A Special Fraternity-Lumber Kings Alumni Hold Annual Golf Tournament

They have been coming together for more than two decades. Long after their junior hockey careers ended, players who have worn the Pembroke Lumber Kings jersey have gathered for an annual alumni golf tournament that is mostly about celebrating great friendships that were formed through their time playing junior hockey in Pembroke.

Robb Wilson played with the Kings for three seasons in the late 1970’s.  He’s been making the five-and-a-half hour drive from Paris, Ontario to participate in the tournament since it started 23 years ago. “The city of Pembroke and the Lumber Kings were a very important part of my life. Having made so many friends there and I still have lots of contact with them, makes it so enjoyable.  I wouldn’t miss it,” says Wilson.

(Robb Wilson, who played three seasons with the Lumber Kings in the late 1970’s tees off on the first hole at the Pembroke Golf Club)

This year the tournament attracted 176 golfers, keeping the participants on the golf course for almost six hours, but nobody cared that it was a long afternoon.  The sun was shining, the story telling was rich and the opportunity to re-connect with former teammates over a game of golf was fantastic.

(Members of the Pembroke Lumber Kings alumni who played with the team in the 1970’s. L to R: Mitch Brideau, Warnie Richardson, Dan Fridgen, Robb Wilson, Dave Jackson and Dale Wilson)

“That’s what its all about,” says Pat Hahn who has been the driving force behind organizing the tournament since its inception. “The guys really enjoy getting together every year.  It’s a lot of fun and we all look forward to it,” says Hahn.

This year is special for Hahn and his teammates from the 1972-73 Lumber Kings team who made it to the Centennial Cup Final and iced what is arguably the greatest junior team Pembroke has ever assembled.  Fifty years ago, Hahn was a goal scoring machine with 69 goals on a team that lost only four times in regulation all season. The Lumber Kings cruised to a league championship with star players like Tim Young and Rod Schutt in the line-up, two players that would go on to NHL careers.

Unlike today’s national championship tournament, the Lumber Kings had to plow through three best of seven series to make it to the national championship series against the Portage La Prairie Terriers, a series that was entirely played in Manitoba.
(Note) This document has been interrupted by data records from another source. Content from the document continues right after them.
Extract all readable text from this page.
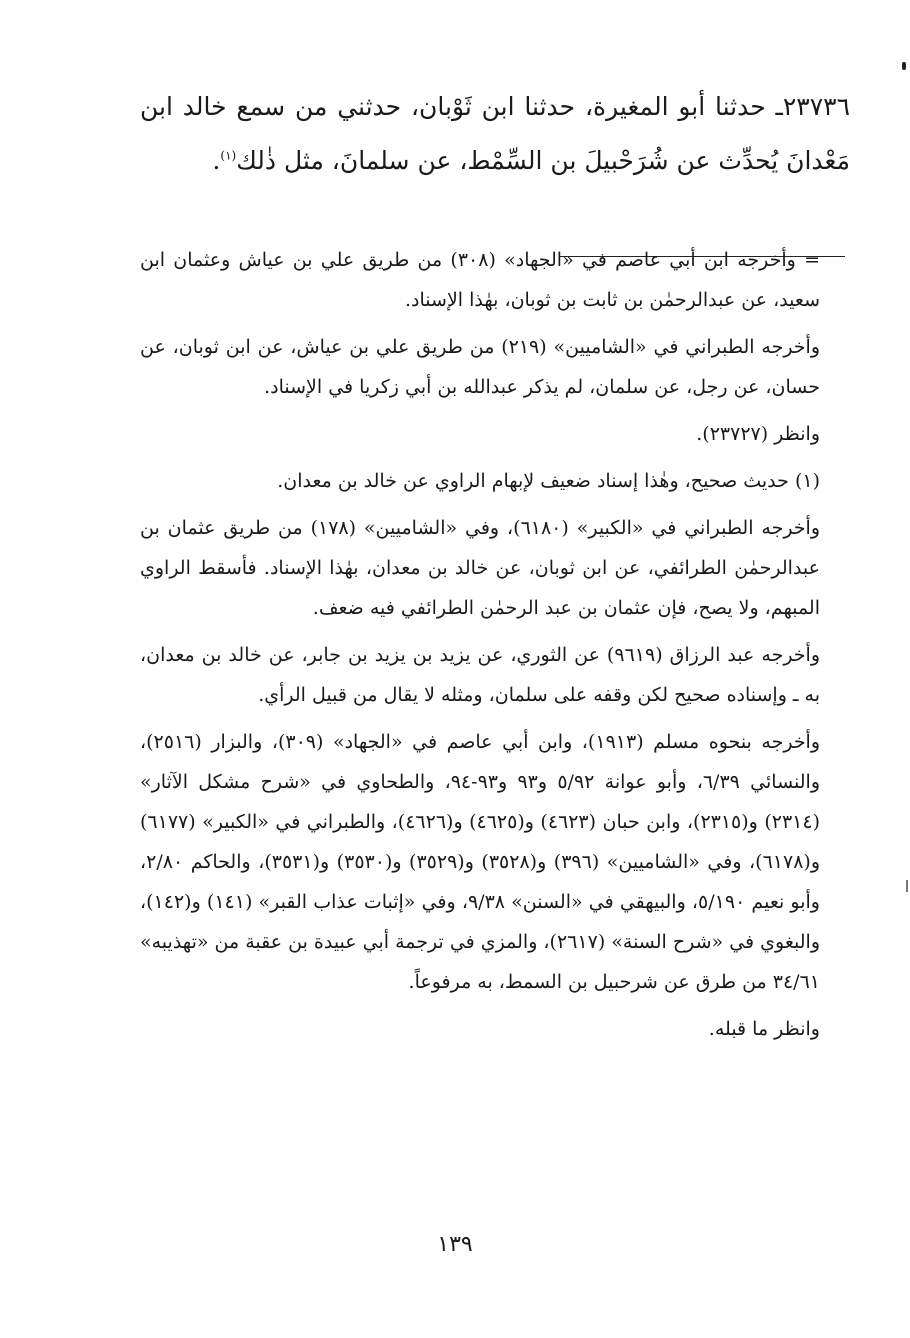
٢٣٧٣٦ـ حدثنا أبو المغيرة، حدثنا ابن ثَوْبان، حدثني من سمع خالد ابن مَعْدانَ يُحدِّث عن شُرَحْبيلَ بن السِّمْط، عن سلمانَ، مثل ذٰلك$^{(١)}$.

= وأخرجه ابن أبي عاصم في «الجهاد» (٣٠٨) من طريق علي بن عياش وعثمان ابن سعيد، عن عبدالرحمٰن بن ثابت بن ثوبان، بهٰذا الإسناد.

وأخرجه الطبراني في «الشاميين» (٢١٩) من طريق علي بن عياش، عن ابن ثوبان، عن حسان، عن رجل، عن سلمان، لم يذكر عبدالله بن أبي زكريا في الإسناد.

وانظر (٢٣٧٢٧).

(١) حديث صحيح، وهٰذا إسناد ضعيف لإبهام الراوي عن خالد بن معدان.

وأخرجه الطبراني في «الكبير» (٦١٨٠)، وفي «الشاميين» (١٧٨) من طريق عثمان بن عبدالرحمٰن الطرائفي، عن ابن ثوبان، عن خالد بن معدان، بهٰذا الإسناد. فأسقط الراوي المبهم، ولا يصح، فإن عثمان بن عبد الرحمٰن الطرائفي فيه ضعف.

وأخرجه عبد الرزاق (٩٦١٩) عن الثوري، عن يزيد بن يزيد بن جابر، عن خالد بن معدان، به ـ وإسناده صحيح لكن وقفه على سلمان، ومثله لا يقال من قبيل الرأي.

وأخرجه بنحوه مسلم (١٩١٣)، وابن أبي عاصم في «الجهاد» (٣٠٩)، والبزار (٢٥١٦)، والنسائي ٦/٣٩، وأبو عوانة ٥/٩٢ و٩٣ و٩٣-٩٤، والطحاوي في «شرح مشكل الآثار» (٢٣١٤) و(٢٣١٥)، وابن حبان (٤٦٢٣) و(٤٦٢٥) و(٤٦٢٦)، والطبراني في «الكبير» (٦١٧٧) و(٦١٧٨)، وفي «الشاميين» (٣٩٦) و(٣٥٢٨) و(٣٥٢٩) و(٣٥٣٠) و(٣٥٣١)، والحاكم ٢/٨٠، وأبو نعيم ٥/١٩٠، والبيهقي في «السنن» ٩/٣٨، وفي «إثبات عذاب القبر» (١٤١) و(١٤٢)، والبغوي في «شرح السنة» (٢٦١٧)، والمزي في ترجمة أبي عبيدة بن عقبة من «تهذيبه» ٣٤/٦١ من طرق عن شرحبيل بن السمط، به مرفوعاً.

وانظر ما قبله.

١٣٩
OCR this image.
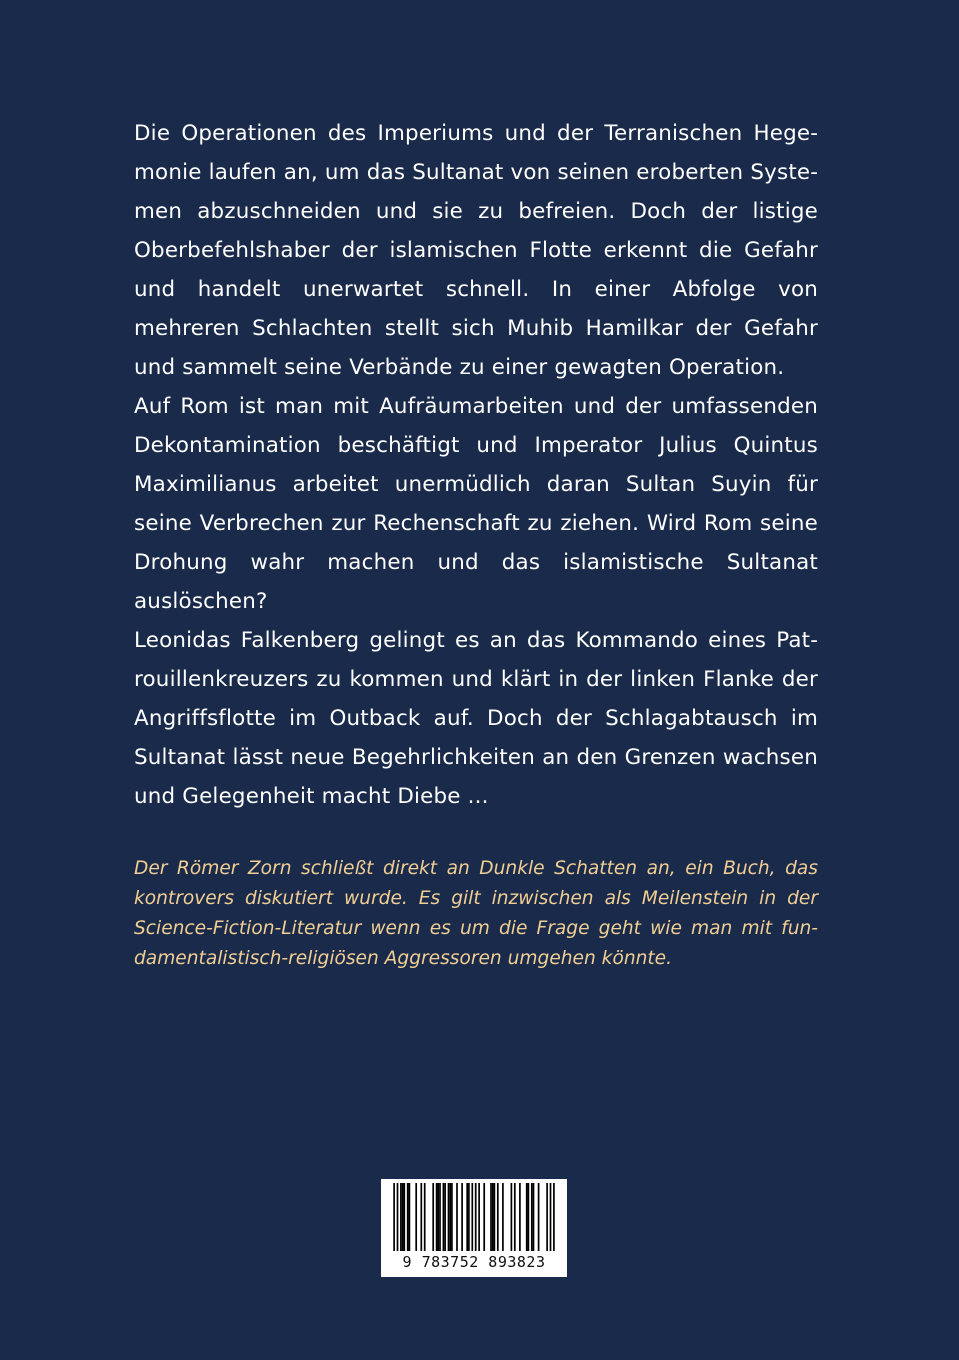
Die Operationen des Imperiums und der Terranischen Hegemonie laufen an, um das Sultanat von seinen eroberten Systemen abzuschneiden und sie zu befreien. Doch der listige Oberbefehlshaber der islamischen Flotte erkennt die Gefahr und handelt unerwartet schnell. In einer Abfolge von mehreren Schlachten stellt sich Muhib Hamilkar der Gefahr und sammelt seine Verbände zu einer gewagten Operation.

Auf Rom ist man mit Aufräumarbeiten und der umfassenden Dekontamination beschäftigt und Imperator Julius Quintus Maximilianus arbeitet unermüdlich daran Sultan Suyin für seine Verbrechen zur Rechenschaft zu ziehen. Wird Rom seine Drohung wahr machen und das islamistische Sultanat auslöschen?

Leonidas Falkenberg gelingt es an das Kommando eines Patrouillenkreuzers zu kommen und klärt in der linken Flanke der Angriffsflotte im Outback auf. Doch der Schlagabtausch im Sultanat lässt neue Begehrlichkeiten an den Grenzen wachsen und Gelegenheit macht Diebe ...

Der Römer Zorn schließt direkt an Dunkle Schatten an, ein Buch, das kontrovers diskutiert wurde. Es gilt inzwischen als Meilenstein in der Science-Fiction-Literatur wenn es um die Frage geht wie man mit fundamentalistisch-religiösen Aggressoren umgehen könnte.

9 783752 893823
The Terriers won the series four games to one, ending Pembroke’s hopes of being crowned the best junior A team in the country.

“We were beat up.  It was tough getting to the Centennial Cup final and we ran out of gas,” reflected Randy Mohns as he and some of his teammates talked about the golden anniversary of that magical but disappointing end of their season, before teeing off in the golf tournament.

(Five players from the 1972-73 Eastern Canadian champion, Pembroke Lumber Kings team pose for a picture at the team’s annual alumni golf tournament. L to R: Pat Hahn, Terry Woermke, Tim Harrington, Randy Mohns, Murray Thrasher)

The players who participated in the tournament spanned more than 70 years of Kings hockey.  The oldest former player to tee up was Romeo Levasseur who played in the late 1950’s and early sixties and is now 83 years old.  He was joined by his brother Denis and his son, Robert, also former Lumber Kings.

(A family of Lumber Kings. L to R: Romeo Levasseur, his son Robert and younger brother, Denis Levasseur)

The Lumber Kings are a franchise that has won more championships that any other club in the Central Canada Hockey League.  Since the modern era of junior hockey began in Pembroke in 1961, the club has won 14 championships, several Eastern Canadian titles and one national championship in 2011 when current Toronto Maple Leafs head coach Sheldon Keefe was behind the bench.

Over time, Pembroke has been a stepping stone for many great players who have gone on to professional or college hockey careers.  Others have moved on from hockey or settled into recreational leagues, but the common thread of playing with the Lumber Kings has kept them united.

Every year they join together to re-live history on a golf course that is also celebrating a milestone this year. The Pembroke Golf Club is 100 years old, not quite as seasoned as Pembroke’s storied hockey teams.  They started playing in 1893. Not surprisingly, Pembroke’s alumni network is well established in its most storied sport. The Lumber Kings alumni golf tournament is more proof that hockey still holds the trump card in Pembroke.